Some isolated R.I.C. men who happened to fall into their hands were treated as prisoners, but when on the Thursday afternoon the police from Athenry made an attack, they were chased with motor-cars for a distance of about four miles back to Athenry, where the forces of the Crown only just managed to get into their barracks in the nick of time.

The next day—Friday—saw the positions reversed, and news reached the rebels that troops and artillery were on their way from Loughrea, some six miles' distance, and it was the rebels' turn to turn tail, scattering as they went to right and left, in spite of every effort of "Captain" Mellows to encourage them with stories of the coming invasion by Germany.

Some made for the hills, others tried to get back to their homes, but most were seized by the Belfast police, in cars driven by Ulster Volunteers, and those who did get back had to face not only the taunt of ignominious defeat but the anger of the Redmondites, who now foresaw the possibilities of a retribution quite out of all proportion to the chances they had ever had of success.

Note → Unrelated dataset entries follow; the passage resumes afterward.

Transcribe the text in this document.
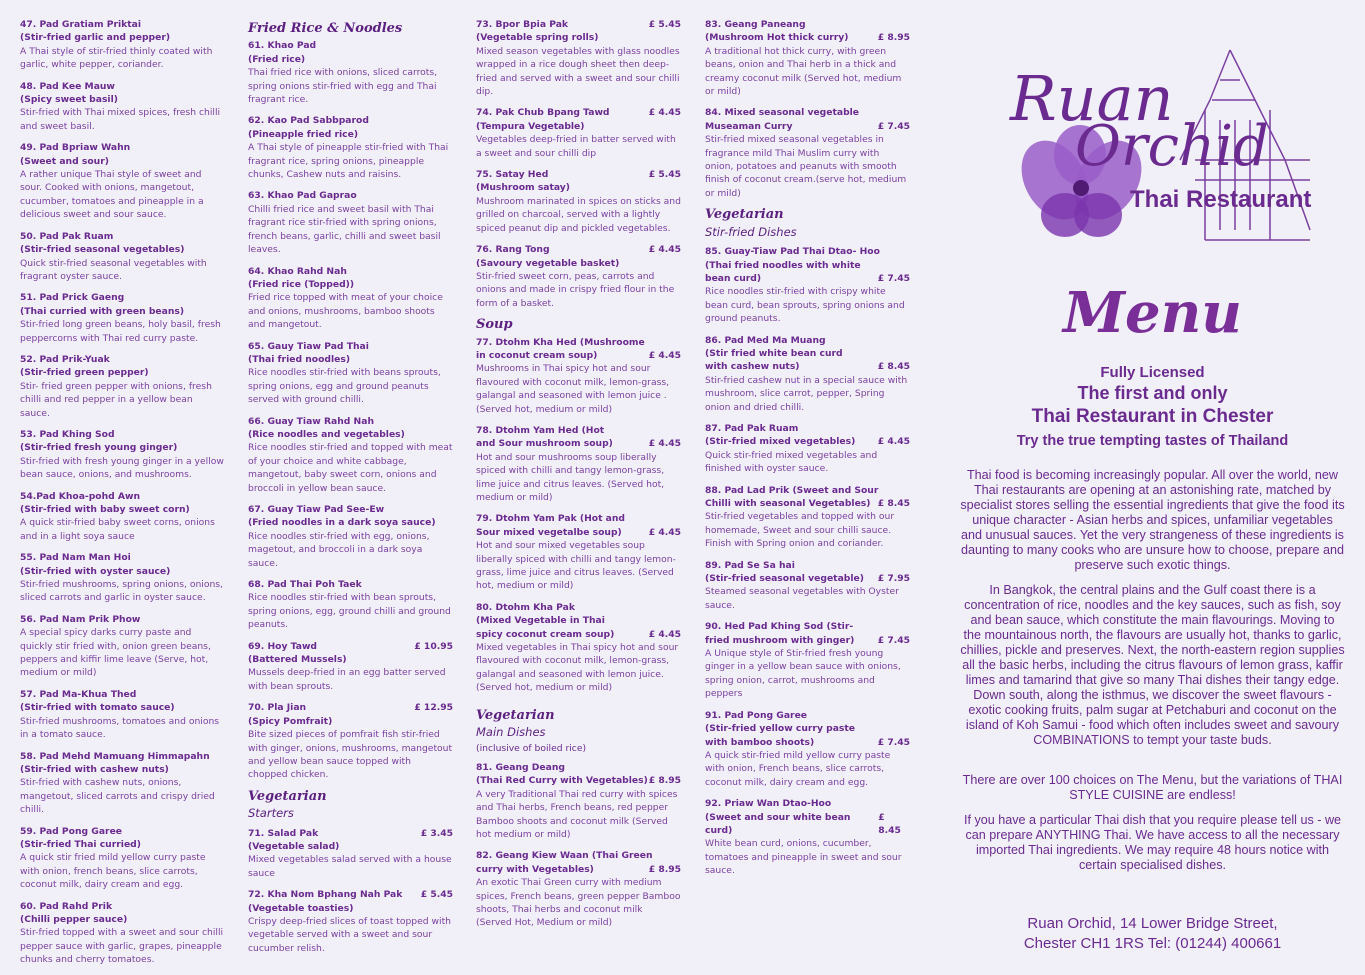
47. Pad Gratiam Priktai
(Stir-fried garlic and pepper)
A Thai style of stir-fried thinly coated with garlic, white pepper, coriander.
48. Pad Kee Mauw
(Spicy sweet basil)
Stir-fried with Thai mixed spices, fresh chilli and sweet basil.
49. Pad Bpriaw Wahn
(Sweet and sour)
A rather unique Thai style of sweet and sour. Cooked with onions, mangetout, cucumber, tomatoes and pineapple in a delicious sweet and sour sauce.
50. Pad Pak Ruam
(Stir-fried seasonal vegetables)
Quick stir-fried seasonal vegetables with fragrant oyster sauce.
51. Pad Prick Gaeng
(Thai curried with green beans)
Stir-fried long green beans, holy basil, fresh peppercorns with Thai red curry paste.
52. Pad Prik-Yuak
(Stir-fried green pepper)
Stir- fried green pepper with onions, fresh chilli and red pepper in a yellow bean sauce.
53. Pad Khing Sod
(Stir-fried fresh young ginger)
Stir-fried with fresh young ginger in a yellow bean sauce, onions, and mushrooms.
54.Pad Khoa-pohd Awn
(Stir-fried with baby sweet corn)
A quick stir-fried baby sweet corns, onions and in a light soya sauce
55. Pad Nam Man Hoi
(Stir-fried with oyster sauce)
Stir-fried mushrooms, spring onions, onions, sliced carrots and garlic in oyster sauce.
56. Pad Nam Prik Phow
A special spicy darks curry paste and quickly stir fried with, onion green beans, peppers and kiffir lime leave (Serve, hot, medium or mild)
57. Pad Ma-Khua Thed
(Stir-fried with tomato sauce)
Stir-fried mushrooms, tomatoes and onions in a tomato sauce.
58. Pad Mehd Mamuang Himmapahn
(Stir-fried with cashew nuts)
Stir-fried with cashew nuts, onions, mangetout, sliced carrots and crispy dried chilli.
59. Pad Pong Garee
(Stir-fried Thai curried)
A quick stir fried mild yellow curry paste with onion, french beans, slice carrots, coconut milk, dairy cream and egg.
60. Pad Rahd Prik
(Chilli pepper sauce)
Stir-fried topped with a sweet and sour chilli pepper sauce with garlic, grapes, pineapple chunks and cherry tomatoes.
Fried Rice & Noodles
61. Khao Pad
(Fried rice)
Thai fried rice with onions, sliced carrots, spring onions stir-fried with egg and Thai fragrant rice.
62. Kao Pad Sabbparod
(Pineapple fried rice)
A Thai style of pineapple stir-fried with Thai fragrant rice, spring onions, pineapple chunks, Cashew nuts and raisins.
63. Khao Pad Gaprao
Chilli fried rice and sweet basil with Thai fragrant rice stir-fried with spring onions, french beans, garlic, chilli and sweet basil leaves.
64. Khao Rahd Nah
(Fried rice (Topped))
Fried rice topped with meat of your choice and onions, mushrooms, bamboo shoots and mangetout.
65. Gauy Tiaw Pad Thai
(Thai fried noodles)
Rice noodles stir-fried with beans sprouts, spring onions, egg and ground peanuts served with ground chilli.
66. Guay Tiaw Rahd Nah
(Rice noodles and vegetables)
Rice noodles stir-fried and topped with meat of your choice and white cabbage, mangetout, baby sweet corn, onions and broccoli in yellow bean sauce.
67. Guay Tiaw Pad See-Ew
(Fried noodles in a dark soya sauce)
Rice noodles stir-fried with egg, onions, magetout, and broccoli in a dark soya sauce.
68. Pad Thai Poh Taek
Rice noodles stir-fried with bean sprouts, spring onions, egg, ground chilli and ground peanuts.
69. Hoy Tawd	£ 10.95
(Battered Mussels)
Mussels deep-fried in an egg batter served with bean sprouts.
70. Pla Jian	£ 12.95
(Spicy Pomfrait)
Bite sized pieces of pomfrait fish stir-fried with ginger, onions, mushrooms, mangetout and yellow bean sauce topped with chopped chicken.
Vegetarian
Starters
71. Salad Pak	£ 3.45
(Vegetable salad)
Mixed vegetables salad served with a house sauce
72. Kha Nom Bphang Nah Pak £ 5.45
(Vegetable toasties)
Crispy deep-fried slices of toast topped with vegetable served with a sweet and sour cucumber relish.
73. Bpor Bpia Pak	£ 5.45
(Vegetable spring rolls)
Mixed season vegetables with glass noodles wrapped in a rice dough sheet then deep-fried and served with a sweet and sour chilli dip.
74. Pak Chub Bpang Tawd	£ 4.45
(Tempura Vegetable)
Vegetables deep-fried in batter served with a sweet and sour chilli dip
75. Satay Hed	£ 5.45
(Mushroom satay)
Mushroom marinated in spices on sticks and grilled on charcoal, served with a lightly spiced peanut dip and pickled vegetables.
76. Rang Tong	£ 4.45
(Savoury vegetable basket)
Stir-fried sweet corn, peas, carrots and onions and made in crispy fried flour in the form of a basket.
Soup
77. Dtohm Kha Hed (Mushroome
in coconut cream soup)	£ 4.45
Mushrooms in Thai spicy hot and sour flavoured with coconut milk, lemon-grass, galangal and seasoned with lemon juice . (Served hot, medium or mild)
78. Dtohm Yam Hed (Hot
and Sour mushroom soup)	£ 4.45
Hot and sour mushrooms soup liberally spiced with chilli and tangy lemon-grass, lime juice and citrus leaves. (Served hot, medium or mild)
79. Dtohm Yam Pak (Hot and
Sour mixed vegetalbe soup)	£ 4.45
Hot and sour mixed vegetables soup liberally spiced with chilli and tangy lemon-grass, lime juice and citrus leaves. (Served hot, medium or mild)
80. Dtohm Kha Pak
(Mixed Vegetable in Thai
spicy coconut cream soup)	£ 4.45
Mixed vegetables in Thai spicy hot and sour flavoured with coconut milk, lemon-grass, galangal and seasoned with lemon juice. (Served hot, medium or mild)
Vegetarian
Main Dishes
(inclusive of boiled rice)
81. Geang Deang
(Thai Red Curry with Vegetables) £ 8.95
A very Traditional Thai red curry with spices and Thai herbs, French beans, red pepper Bamboo shoots and coconut milk (Served hot medium or mild)
82. Geang Kiew Waan (Thai Green
curry with Vegetables)	£ 8.95
An exotic Thai Green curry with medium spices, French beans, green pepper Bamboo shoots, Thai herbs and coconut milk (Served Hot, Medium or mild)
83. Geang Paneang
(Mushroom Hot thick curry)	£ 8.95
A traditional hot thick curry, with green beans, onion and Thai herb in a thick and creamy coconut milk (Served hot, medium or mild)
84. Mixed seasonal vegetable
Museaman Curry	£ 7.45
Stir-fried mixed seasonal vegetables in fragrance mild Thai Muslim curry with onion, potatoes and peanuts with smooth finish of coconut cream.(serve hot, medium or mild)
Vegetarian
Stir-fried Dishes
85. Guay-Tiaw Pad Thai Dtao- Hoo
(Thai fried noodles with white
bean curd)	£ 7.45
Rice noodles stir-fried with crispy white bean curd, bean sprouts, spring onions and ground peanuts.
86. Pad Med Ma Muang
(Stir fried white bean curd
with cashew nuts)	£ 8.45
Stir-fried cashew nut in a special sauce with mushroom, slice carrot, pepper, Spring onion and dried chilli.
87. Pad Pak Ruam
(Stir-fried mixed vegetables) £ 4.45
Quick stir-fried mixed vegetables and finished with oyster sauce.
88. Pad Lad Prik (Sweet and Sour
Chilli with seasonal Vegetables) £ 8.45
Stir-fried vegetables and topped with our homemade, Sweet and sour chilli sauce. Finish with Spring onion and coriander.
89. Pad Se Sa hai
(Stir-fried seasonal vegetable) £ 7.95
Steamed seasonal vegetables with Oyster sauce.
90. Hed Pad Khing Sod (Stir-
fried mushroom with ginger)	£ 7.45
A Unique style of Stir-fried fresh young ginger in a yellow bean sauce with onions, spring onion, carrot, mushrooms and peppers
91. Pad Pong Garee
(Stir-fried yellow curry paste
with bamboo shoots)	£ 7.45
A quick stir-fried mild yellow curry paste with onion, French beans, slice carrots, coconut milk, dairy cream and egg.
92. Priaw Wan Dtao-Hoo
(Sweet and sour white bean curd)
£ 8.45
White bean curd, onions, cucumber, tomatoes and pineapple in sweet and sour sauce.
Ruan
Orchid
Thai Restaurant
Menu
Fully Licensed
The first and only
Thai Restaurant in Chester
Try the true tempting tastes of Thailand
Thai food is becoming increasingly popular. All over the world, new Thai restaurants are opening at an astonishing rate, matched by specialist stores selling the essential ingredients that give the food its unique character - Asian herbs and spices, unfamiliar vegetables and unusual sauces. Yet the very strangeness of these ingredients is daunting to many cooks who are unsure how to choose, prepare and preserve such exotic things.
In Bangkok, the central plains and the Gulf coast there is a concentration of rice, noodles and the key sauces, such as fish, soy and bean sauce, which constitute the main flavourings. Moving to the mountainous north, the flavours are usually hot, thanks to garlic, chillies, pickle and preserves. Next, the north-eastern region supplies all the basic herbs, including the citrus flavours of lemon grass, kaffir limes and tamarind that give so many Thai dishes their tangy edge. Down south, along the isthmus, we discover the sweet flavours - exotic cooking fruits, palm sugar at Petchaburi and coconut on the island of Koh Samui - food which often includes sweet and savoury COMBINATIONS to tempt your taste buds.
There are over 100 choices on The Menu, but the variations of THAI STYLE CUISINE are endless!
If you have a particular Thai dish that you require please tell us - we can prepare ANYTHING Thai. We have access to all the necessary imported Thai ingredients. We may require 48 hours notice with certain specialised dishes.
Ruan Orchid, 14 Lower Bridge Street,
Chester CH1 1RS Tel: (01244) 400661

Indeed, that seems to have been the general result of the collapse of the rebellion all over Ireland; and though at first it apparently tended to weaken the hands of the Irish Constitutional leader—who, when the news came to him, must have felt as he had on that famous occasion when, as a young man, five minutes before having to make a great speech near Manchester, he was handed the news of the Phoenix Park murders—on the whole it really considerably strengthened his position, much in the same way as the revolt of De Wet brought out the loyalty of General Botha.

Botha, indeed, was one of the very first to see the similarity of the two cases, and wired at once to Redmond, though it can of course only be taken as a very superficial verdict of the South African Premier on the real grievances underlying the movement, since he could hardly be expected to understand Sinn Fein, much less those subtle provocations which eventually counselled the mad appeal to Germany; for there can be little doubt but that, if Castle rule had prevailed in Pretoria as it still does in Dublin, South Africa would long since have been a consenting party to German occupation.

This, however, was only one of the subtler aspects of the rising which hardly found its way across the Channel, and consequently could scarcely be expected to appeal to a colonial who was not an Irishman himself.

As the collapse became more general, however, it became more and more evident to intelligent statesmen that it was more a hatred of Castle rule than a love of German rule that had been at the bottom of it all, and that it had been, in spite of the bluster of foreign alliance, more an armed protest against a domestic state of affairs than a real attempt to sever the Imperial link; nevertheless, the latter idea still survived in the minds of the military authorities, who could see in it nothing else, with the disastrous results that only became evident in the aftermath.